Forces decreased significantly after the 2- and 5-mm scapular neck fixations when compared to those found following glenoid rim fixation and 2mm glenoid surface fixation at both arm positions, Steinmann added. However, he cautioned that forces significantly increased at the end-range position and decreased at the mid-range position after 5mm glenoid surface fixation.

“The bumper did not contribute in this study to stability, but we do not think it is a bad idea. It does not hurt, but we did not show in this study that it actually made a difference,” Steinmann concluded. “Meanwhile, placing on anchors onto the surface of the glenoid is not necessary and certainly, when you go 5 mm in, it actually may start to hurt you both with range of motion and by pulling on the anchors.”

Reference:

  • Steinmann SP, et al. Anchor placement on the glenoid faceplate does not improve stability with Bankart repair. Paper SS-02. Presented at the 2011 Annual Meeting of the Arthroscopy Association of North America.

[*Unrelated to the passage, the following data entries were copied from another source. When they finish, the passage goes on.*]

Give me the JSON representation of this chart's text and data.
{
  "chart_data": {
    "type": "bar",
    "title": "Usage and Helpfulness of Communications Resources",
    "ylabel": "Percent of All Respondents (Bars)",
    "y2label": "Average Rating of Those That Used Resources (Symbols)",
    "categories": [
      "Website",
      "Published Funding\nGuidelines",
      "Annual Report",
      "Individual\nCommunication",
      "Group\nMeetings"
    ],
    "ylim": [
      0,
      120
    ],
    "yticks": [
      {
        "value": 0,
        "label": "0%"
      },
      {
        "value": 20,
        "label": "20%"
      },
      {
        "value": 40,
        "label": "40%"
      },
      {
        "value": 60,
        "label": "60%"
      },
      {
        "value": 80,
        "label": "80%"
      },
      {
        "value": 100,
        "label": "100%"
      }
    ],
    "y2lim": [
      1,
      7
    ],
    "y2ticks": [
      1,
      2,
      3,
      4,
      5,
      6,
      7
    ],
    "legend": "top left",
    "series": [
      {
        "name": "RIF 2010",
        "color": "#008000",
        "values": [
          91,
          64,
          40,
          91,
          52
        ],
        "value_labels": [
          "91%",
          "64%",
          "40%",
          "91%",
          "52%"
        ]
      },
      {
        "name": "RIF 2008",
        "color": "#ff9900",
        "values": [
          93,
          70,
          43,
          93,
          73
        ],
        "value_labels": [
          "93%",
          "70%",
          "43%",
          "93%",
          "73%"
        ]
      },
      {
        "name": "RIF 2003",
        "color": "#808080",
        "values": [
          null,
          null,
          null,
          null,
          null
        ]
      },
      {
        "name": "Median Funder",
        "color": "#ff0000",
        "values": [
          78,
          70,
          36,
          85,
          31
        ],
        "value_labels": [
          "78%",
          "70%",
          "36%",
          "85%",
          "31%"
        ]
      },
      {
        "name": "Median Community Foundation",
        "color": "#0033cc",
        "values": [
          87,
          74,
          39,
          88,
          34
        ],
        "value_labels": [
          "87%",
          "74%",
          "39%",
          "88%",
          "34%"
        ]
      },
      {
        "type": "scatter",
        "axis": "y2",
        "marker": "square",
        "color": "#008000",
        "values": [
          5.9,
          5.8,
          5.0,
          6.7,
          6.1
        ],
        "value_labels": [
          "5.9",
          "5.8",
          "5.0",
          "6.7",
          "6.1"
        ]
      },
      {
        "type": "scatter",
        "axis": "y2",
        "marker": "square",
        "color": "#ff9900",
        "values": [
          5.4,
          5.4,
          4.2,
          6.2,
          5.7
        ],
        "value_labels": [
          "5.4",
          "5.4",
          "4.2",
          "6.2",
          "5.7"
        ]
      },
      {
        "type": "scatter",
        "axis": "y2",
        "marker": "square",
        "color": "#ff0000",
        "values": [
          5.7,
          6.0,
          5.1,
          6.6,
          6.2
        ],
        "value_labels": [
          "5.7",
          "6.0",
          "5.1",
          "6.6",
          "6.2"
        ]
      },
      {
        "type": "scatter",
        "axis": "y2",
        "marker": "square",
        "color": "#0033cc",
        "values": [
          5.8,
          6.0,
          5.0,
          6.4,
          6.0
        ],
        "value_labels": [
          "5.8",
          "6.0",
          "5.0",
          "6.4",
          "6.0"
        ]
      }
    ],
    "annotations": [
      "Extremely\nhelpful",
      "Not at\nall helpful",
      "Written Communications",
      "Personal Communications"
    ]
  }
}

April 14-16. San Francisco.
  • Disclosure: Steinmann receives royalties from DePuy, is a paid consultant for Arthrex, DePuy and Wright Medical Technology, Inc. He receives research or institutional support from Wright Medical Technology, Inc. and receives publisher royalties from the Journal of Hand Surgery — American, the Yearbook of Hand Surgery, and the Journal of Shoulder and Elbow Surgery.

Perspective

The authors tried to demonstrate whether a bumper is really an important result for us when we are done doing our stabilizations. Although this is visually pleasing, if anyone were to go back to their shoulders a year later, we often make the same observation that the labrum is no longer present and the capsule is smooth with the edge of the glenoid.

I'm not sure whether or not anchor placement on the articular surface, as Steinmann has pointed out, has become an important result. This may have other factors. This may have to do with cyclic loading, allowing for a suture to saw through the bone. If we get close to the edge, unfortunately, we do not have that ring of articular cartilage and perhaps what turns out to be a well-placed anchor on a corner can migrate. Placing anchors on the glenoid neck is fraught with not creating the translation limits we were trying to achieve.

– Jeffrey S. Abrams, MD
Moderator

Disclosure: Abrams receives royalties from CONMED Linvatec and Arthrocare; is on the speakers' bureau of Mitek, is a paid consultant for CONMED Linvatec, Arthrocare, Wright Medical Technology, Inc. and Core Essence Orthopaedics; holds stock or stock options in Arthrocare, Cayenne Medical, Kfx Medical and Ingen Medical; receives publisher royalties from Springer; is a member of the Board of Directors for the Arthroscopy Association of North America and is Vice President of American Shoulder and Elbow Surgeons.